Before traveling to Gillette on Thursday to participate in a memorial for eight University of Wyoming athletes killed by a drunk driver 20 years ago, Gov. Mark Gordon mentioned he had a personal connection to one of the students.
At the end of a press conference before departing, Gordon said his son competed against a brother of one of the athletes who perished in the accident on U.S. Highway 287 between Laramie and Fort Collins, Colorado.
“My son wrestled against one of the Shatto brothers,” he said, referring to Shane Shatto, a Douglas native who was 19 when he was killed. “Obviously, my heart has been heavy today with that loss.”
Gordon said the fact that 20 years later the accident still resonates so freshly in the minds of Wyoming citizens is “confirmation of Wyoming being a town with very long streets.”
“We should never forget how important it is that we drive sober,” Gordon said. “This was a remarkable group of young people. So we are joining with the rest of Wyoming today in remembering that awful day.”
The eight cross-country runners were killed in the early morning hours of Sept. 16, 2001. The car the group was riding in from Fort Collins back to Laramie was struck head-on by a pickup truck driven by Clinton Haskins, also a UW student, about 17 miles south of Laramie on the highway.

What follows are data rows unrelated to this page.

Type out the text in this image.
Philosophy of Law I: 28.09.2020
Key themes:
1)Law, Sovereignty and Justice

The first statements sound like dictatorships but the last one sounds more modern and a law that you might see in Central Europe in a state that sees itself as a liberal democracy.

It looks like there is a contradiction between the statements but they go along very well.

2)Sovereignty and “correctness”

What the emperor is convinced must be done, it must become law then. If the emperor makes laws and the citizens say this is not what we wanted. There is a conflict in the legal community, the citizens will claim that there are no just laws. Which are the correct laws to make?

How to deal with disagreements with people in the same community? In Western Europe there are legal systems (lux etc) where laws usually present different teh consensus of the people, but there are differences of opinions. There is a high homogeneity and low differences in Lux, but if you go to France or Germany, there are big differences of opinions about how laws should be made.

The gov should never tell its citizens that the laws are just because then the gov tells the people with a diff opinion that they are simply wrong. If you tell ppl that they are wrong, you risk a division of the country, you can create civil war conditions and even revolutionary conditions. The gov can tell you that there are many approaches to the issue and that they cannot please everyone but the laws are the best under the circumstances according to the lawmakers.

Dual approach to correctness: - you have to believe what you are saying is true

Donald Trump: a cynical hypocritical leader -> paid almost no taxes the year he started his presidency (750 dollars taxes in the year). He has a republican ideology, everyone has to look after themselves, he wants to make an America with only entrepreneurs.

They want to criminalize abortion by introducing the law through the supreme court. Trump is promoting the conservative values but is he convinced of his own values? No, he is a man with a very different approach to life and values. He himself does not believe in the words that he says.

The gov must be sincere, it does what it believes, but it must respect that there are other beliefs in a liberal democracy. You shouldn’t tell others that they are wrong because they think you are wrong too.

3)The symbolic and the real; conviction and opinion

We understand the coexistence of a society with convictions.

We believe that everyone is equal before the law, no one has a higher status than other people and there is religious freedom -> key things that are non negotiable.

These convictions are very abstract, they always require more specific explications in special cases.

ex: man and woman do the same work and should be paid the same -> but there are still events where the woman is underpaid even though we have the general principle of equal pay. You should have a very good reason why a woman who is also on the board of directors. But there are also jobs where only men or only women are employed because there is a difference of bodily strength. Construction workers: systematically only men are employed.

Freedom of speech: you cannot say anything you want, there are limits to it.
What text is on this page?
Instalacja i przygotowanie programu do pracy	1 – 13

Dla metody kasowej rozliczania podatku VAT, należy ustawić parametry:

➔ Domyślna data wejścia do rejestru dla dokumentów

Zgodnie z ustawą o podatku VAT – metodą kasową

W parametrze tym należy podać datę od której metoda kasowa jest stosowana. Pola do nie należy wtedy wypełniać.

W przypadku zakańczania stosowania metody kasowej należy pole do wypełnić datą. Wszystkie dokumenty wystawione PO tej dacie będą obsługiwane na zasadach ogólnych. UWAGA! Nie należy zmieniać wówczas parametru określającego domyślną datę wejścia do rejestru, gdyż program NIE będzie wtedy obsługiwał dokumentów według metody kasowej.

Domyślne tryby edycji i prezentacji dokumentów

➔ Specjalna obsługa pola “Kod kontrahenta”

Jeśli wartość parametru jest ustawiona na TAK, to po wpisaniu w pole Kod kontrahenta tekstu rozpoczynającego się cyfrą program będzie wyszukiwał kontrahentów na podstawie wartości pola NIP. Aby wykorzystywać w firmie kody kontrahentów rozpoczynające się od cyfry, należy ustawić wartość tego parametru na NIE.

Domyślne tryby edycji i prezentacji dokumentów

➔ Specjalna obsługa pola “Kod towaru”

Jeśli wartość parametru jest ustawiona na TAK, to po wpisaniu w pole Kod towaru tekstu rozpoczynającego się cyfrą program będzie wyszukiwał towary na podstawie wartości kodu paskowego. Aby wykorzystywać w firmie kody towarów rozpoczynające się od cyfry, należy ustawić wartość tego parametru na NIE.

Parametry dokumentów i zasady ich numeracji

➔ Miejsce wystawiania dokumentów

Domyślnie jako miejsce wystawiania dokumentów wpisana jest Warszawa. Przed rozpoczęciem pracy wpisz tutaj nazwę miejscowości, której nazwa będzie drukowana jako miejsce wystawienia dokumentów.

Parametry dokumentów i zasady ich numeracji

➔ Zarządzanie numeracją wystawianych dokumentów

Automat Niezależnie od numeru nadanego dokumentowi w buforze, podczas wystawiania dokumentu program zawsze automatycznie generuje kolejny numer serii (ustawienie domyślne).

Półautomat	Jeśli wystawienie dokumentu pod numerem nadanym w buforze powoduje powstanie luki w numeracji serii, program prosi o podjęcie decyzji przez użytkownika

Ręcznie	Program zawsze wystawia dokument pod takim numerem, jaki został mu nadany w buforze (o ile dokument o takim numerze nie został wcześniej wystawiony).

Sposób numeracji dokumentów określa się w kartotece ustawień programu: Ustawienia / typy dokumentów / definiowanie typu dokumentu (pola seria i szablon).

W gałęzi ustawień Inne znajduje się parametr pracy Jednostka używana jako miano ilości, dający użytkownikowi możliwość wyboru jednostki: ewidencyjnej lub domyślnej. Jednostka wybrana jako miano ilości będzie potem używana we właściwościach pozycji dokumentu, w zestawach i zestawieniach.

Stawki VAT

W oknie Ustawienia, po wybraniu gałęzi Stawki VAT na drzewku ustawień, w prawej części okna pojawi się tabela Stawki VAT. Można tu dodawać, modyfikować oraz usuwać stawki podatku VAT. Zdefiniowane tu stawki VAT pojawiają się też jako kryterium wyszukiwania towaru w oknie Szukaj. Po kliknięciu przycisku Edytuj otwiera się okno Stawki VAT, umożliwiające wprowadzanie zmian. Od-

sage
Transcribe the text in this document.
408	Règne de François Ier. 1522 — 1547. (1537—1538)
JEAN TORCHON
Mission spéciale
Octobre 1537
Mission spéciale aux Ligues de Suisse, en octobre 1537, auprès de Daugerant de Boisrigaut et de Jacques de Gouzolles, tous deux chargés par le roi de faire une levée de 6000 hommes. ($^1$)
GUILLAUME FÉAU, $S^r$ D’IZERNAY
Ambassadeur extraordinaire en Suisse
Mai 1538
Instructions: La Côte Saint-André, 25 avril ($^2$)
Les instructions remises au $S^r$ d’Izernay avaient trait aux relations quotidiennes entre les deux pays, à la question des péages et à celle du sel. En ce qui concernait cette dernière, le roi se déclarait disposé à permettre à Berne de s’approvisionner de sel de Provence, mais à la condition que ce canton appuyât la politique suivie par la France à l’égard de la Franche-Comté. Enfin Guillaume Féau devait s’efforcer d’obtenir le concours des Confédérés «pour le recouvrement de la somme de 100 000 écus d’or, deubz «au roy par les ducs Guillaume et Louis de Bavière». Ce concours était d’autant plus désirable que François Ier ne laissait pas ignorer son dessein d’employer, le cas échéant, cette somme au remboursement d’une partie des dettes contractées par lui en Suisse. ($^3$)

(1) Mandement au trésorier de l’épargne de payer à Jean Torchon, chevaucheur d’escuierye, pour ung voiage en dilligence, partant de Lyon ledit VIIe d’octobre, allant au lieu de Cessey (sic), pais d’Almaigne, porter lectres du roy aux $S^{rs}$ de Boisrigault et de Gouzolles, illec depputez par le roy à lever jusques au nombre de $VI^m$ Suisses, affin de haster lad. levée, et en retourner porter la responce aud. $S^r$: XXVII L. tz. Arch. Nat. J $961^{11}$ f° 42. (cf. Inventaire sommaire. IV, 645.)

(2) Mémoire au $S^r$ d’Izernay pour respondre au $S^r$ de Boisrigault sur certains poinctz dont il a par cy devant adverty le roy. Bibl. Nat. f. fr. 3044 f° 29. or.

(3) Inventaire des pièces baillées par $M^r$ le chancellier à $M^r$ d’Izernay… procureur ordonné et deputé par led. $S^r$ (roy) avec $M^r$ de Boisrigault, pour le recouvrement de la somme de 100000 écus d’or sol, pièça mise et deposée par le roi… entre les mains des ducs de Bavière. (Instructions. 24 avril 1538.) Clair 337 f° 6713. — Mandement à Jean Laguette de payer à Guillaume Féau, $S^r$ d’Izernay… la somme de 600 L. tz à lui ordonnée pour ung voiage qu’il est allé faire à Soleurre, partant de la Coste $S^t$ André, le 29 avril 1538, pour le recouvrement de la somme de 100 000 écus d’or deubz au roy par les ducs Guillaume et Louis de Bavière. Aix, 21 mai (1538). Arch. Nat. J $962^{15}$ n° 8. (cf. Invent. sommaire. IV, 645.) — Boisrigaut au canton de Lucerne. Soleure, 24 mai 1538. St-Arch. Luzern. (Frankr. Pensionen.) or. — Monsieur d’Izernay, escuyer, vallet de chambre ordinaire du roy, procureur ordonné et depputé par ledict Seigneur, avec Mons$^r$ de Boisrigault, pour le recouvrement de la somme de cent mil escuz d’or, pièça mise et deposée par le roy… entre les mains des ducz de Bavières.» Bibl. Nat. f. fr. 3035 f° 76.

Killed in the accident were Nick Schabron and Joshua Jones of Laramie, Kyle Johnson of Riverton, Morgan McLeland of Gillette, Shane Shatto of Douglas, Kevin Salverson of Cheyenne, Cody Brown of Hudson, Colorado, and Canadian Justin Lambert-Belanger of Timmons, Ontario.
Gordon was to speak Thursday at the “Memory of the 8” event in Gillette — an annual eight-mile run followed by a dinner to remember the fallen students.